Another audience member asked whether he thinks children 50 years from now will still relate to his films. His answer expressed a more restrained goal, “I think it would be wonderful if I could make a film so that the grandma can tell the grandchild that this is a wonderful movie, you should see it. Maybe we could do that, but I’m not sure I can make a film that a mother could tell her child that she wants to see it.”

USPonyoPoster-mWhen discussing his goals in filmmaking, Miyazaki seemed  nostalgic for the days when he first started out:

“Rather than saying they’re my films I prefer to say they’re ‘our films’ that we make. And it’s not necessarily that I’m thinking of my current staff when I say ‘our films.’ I’m thinking of the people that I started working with in my 20s and when we discussed among each other that we want to quit making these trashy things and we want to make better films – those are the people I’m thinking of. Many of them are no longer working in the animation area or they’ve retired or whatever, but it’s those people, my old colleagues, that I think about when I’m thinking ‘our films.'”

An audience member asked for a definition of true love and it sounds like Miyazaki does believe in it:

“I think it’s at the end of all our problems that we find it. We find true love. When we finished making the movie Ponyo, the staff said, ‘Sosuke is going to have a lot of difficulty being with Ponyo from now on.’ I said, ‘He’ll be all right.’ I was the only one who was saying that. That’s what life is, to deal with difficulties.”

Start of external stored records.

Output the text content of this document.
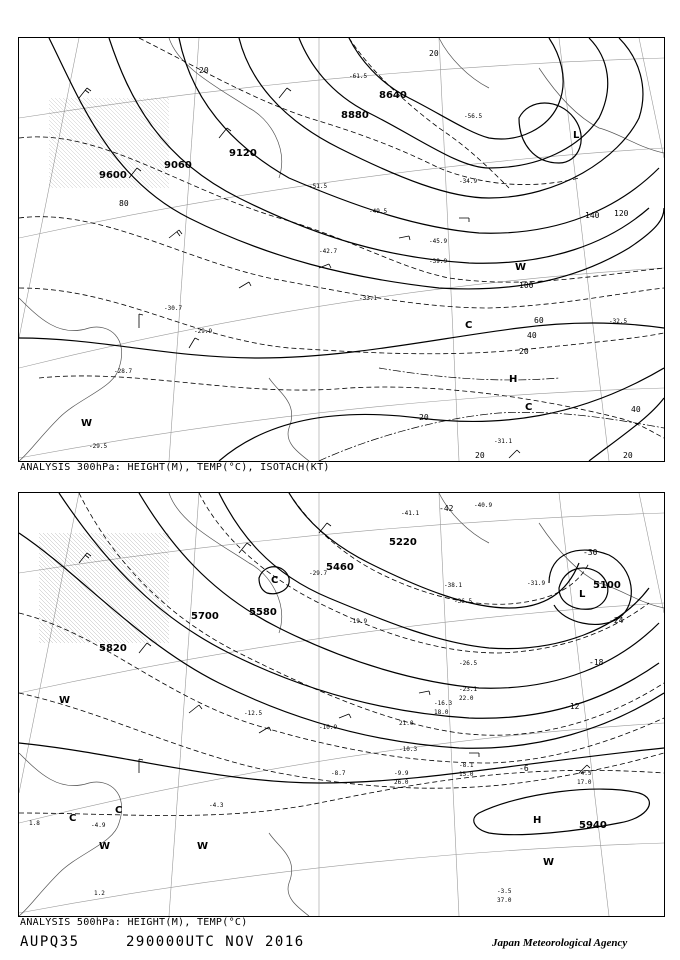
9600
9060
9120
8880
8640
140 120
100
80
60
40
20
40
20
20
20
20
20
-61.5
-56.5
-51.5
-49.5
-45.9
-42.7
-39.9
-33.1
-32.5
-30.7
-29.9
-28.7
-31.1
-29.5
-34.9
L
H
W
C
W
C
ANALYSIS 300hPa: HEIGHT(M), TEMP(°C), ISOTACH(KT)
5700
5820
5460
5220
5580
5100
5940
-42
-30
-24
-18
-12
-6
-40.9
-41.1
-38.1
-36.5
-31.9
-29.7
-26.5
-23.1
-19.9
-16.3
-12.5
-10.3
-9.9
-8.7
-8.1
-4.5
-4.9
-4.3
-3.5
-10.9
37.0
17.0
15.0
26.0
18.0
22.0
21.0
1.2
1.8
L
H
C
C
C
W
W	W
W
ANALYSIS 500hPa: HEIGHT(M), TEMP(°C)
AUPQ35	290000UTC NOV 2016	Japan Meteorological Agency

However, he pretty much refused to answer the question about his hope for the future of animated filmmaking:

“Those who want to make films should be making films. I don’t like to discuss or theorize about the future. I think what we need to focus on is what we can do now, so I don’t want to think about the future in that way.”

 

When asked about his influences or peers, he named Nick Park from Aardman and John Lasseter from Pixar as his “comrades in arms.” He did not admit to being influenced by European landscapes in his setting designs, instead saying, “It’s animation, so when I set it in Japan I can use Japanese settings and change them from reality to make it fit my film.”

Setting is also part of the reason he would not consider making a live-action film:

“You’d have to turn the Japanese landscape back about 50 years, and that’s a little difficult to do to make a live-action film. The road, the railways, the factories, the inlets, the clouds – everything’s different, so we’d have to use a lot of computer technology to change it and that seems too difficult to do. Even people’s faces are different now.”

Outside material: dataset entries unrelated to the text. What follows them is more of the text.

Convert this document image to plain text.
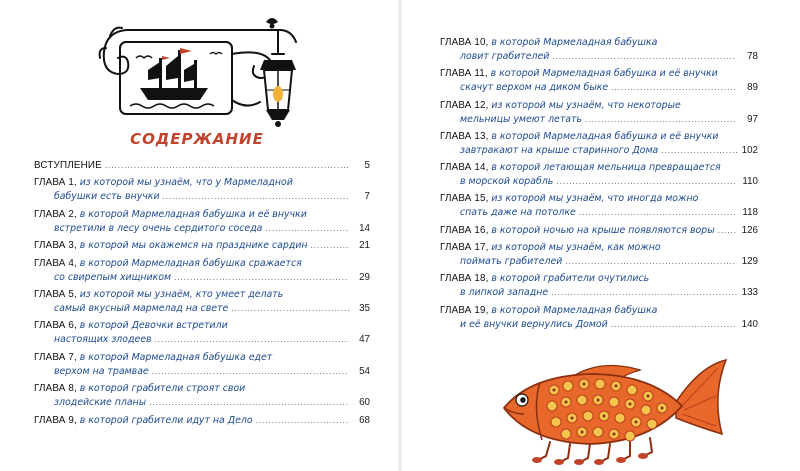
СОДЕРЖАНИЕ
ВСТУПЛЕНИЕ .....	5
ГЛАВА 1, из которой мы узнаём, что у Мармеладной
бабушки есть внучки .....	7
ГЛАВА 2, в которой Мармеладная бабушка и её внучки
встретили в лесу очень сердитого соседа .....	14
ГЛАВА 3, в которой мы окажемся на празднике сардин .....	21
ГЛАВА 4, в которой Мармеладная бабушка сражается
со свирепым хищником .....	29
ГЛАВА 5, из которой мы узнаём, кто умеет делать
самый вкусный мармелад на свете .....	35
ГЛАВА 6, в которой Девочки встретили
настоящих злодеев .....	47
ГЛАВА 7, в которой Мармеладная бабушка едет
верхом на трамвае .....	54
ГЛАВА 8, в которой грабители строят свои
злодейские планы .....	60
ГЛАВА 9, в которой грабители идут на Дело .....	68
ГЛАВА 10, в которой Мармеладная бабушка
ловит грабителей .....	78
ГЛАВА 11, в которой Мармеладная бабушка и её внучки
скачут верхом на диком быке .....	89
ГЛАВА 12, из которой мы узнаём, что некоторые
мельницы умеют летать .....	97
ГЛАВА 13, в которой Мармеладная бабушка и её внучки
завтракают на крыше старинного Дома .....	102
ГЛАВА 14, в которой летающая мельница превращается
в морской корабль .....	110
ГЛАВА 15, из которой мы узнаём, что иногда можно
спать даже на потолке .....	118
ГЛАВА 16, в которой ночью на крыше появляются воры .....	126
ГЛАВА 17, из которой мы узнаём, как можно
поймать грабителей .....	129
ГЛАВА 18, в которой грабители очутились
в липкой западне .....	133
ГЛАВА 19, в которой Мармеладная бабушка
и её внучки вернулись Домой .....	140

He doesn’t have a favorite film of his, since he thinks of them as his children:

“I don’t think if you have many children that you can say this one I love better than the other one. They’re all precious to the parent, so for me all my films are precious.”

Finally, of course, the question became what he will be up to next:

“I don’t really know, myself. People say that I am very active and energetic for my age, but I often feel tired; I feel like what I might make in the future can’t be decided just by my own will. It becomes whether I choose to keep drawing and perhaps flop down dead in the midst of drawing, but that’s not a very cool way to go.”

With all due respect, I would answer, “On the contrary!” It’s painful to imagine a Studio Ghibli without Hayao Miyazaki, but he seems prepared for the inevitability. Perhaps his future work will highlight the next up-and-comer to watch.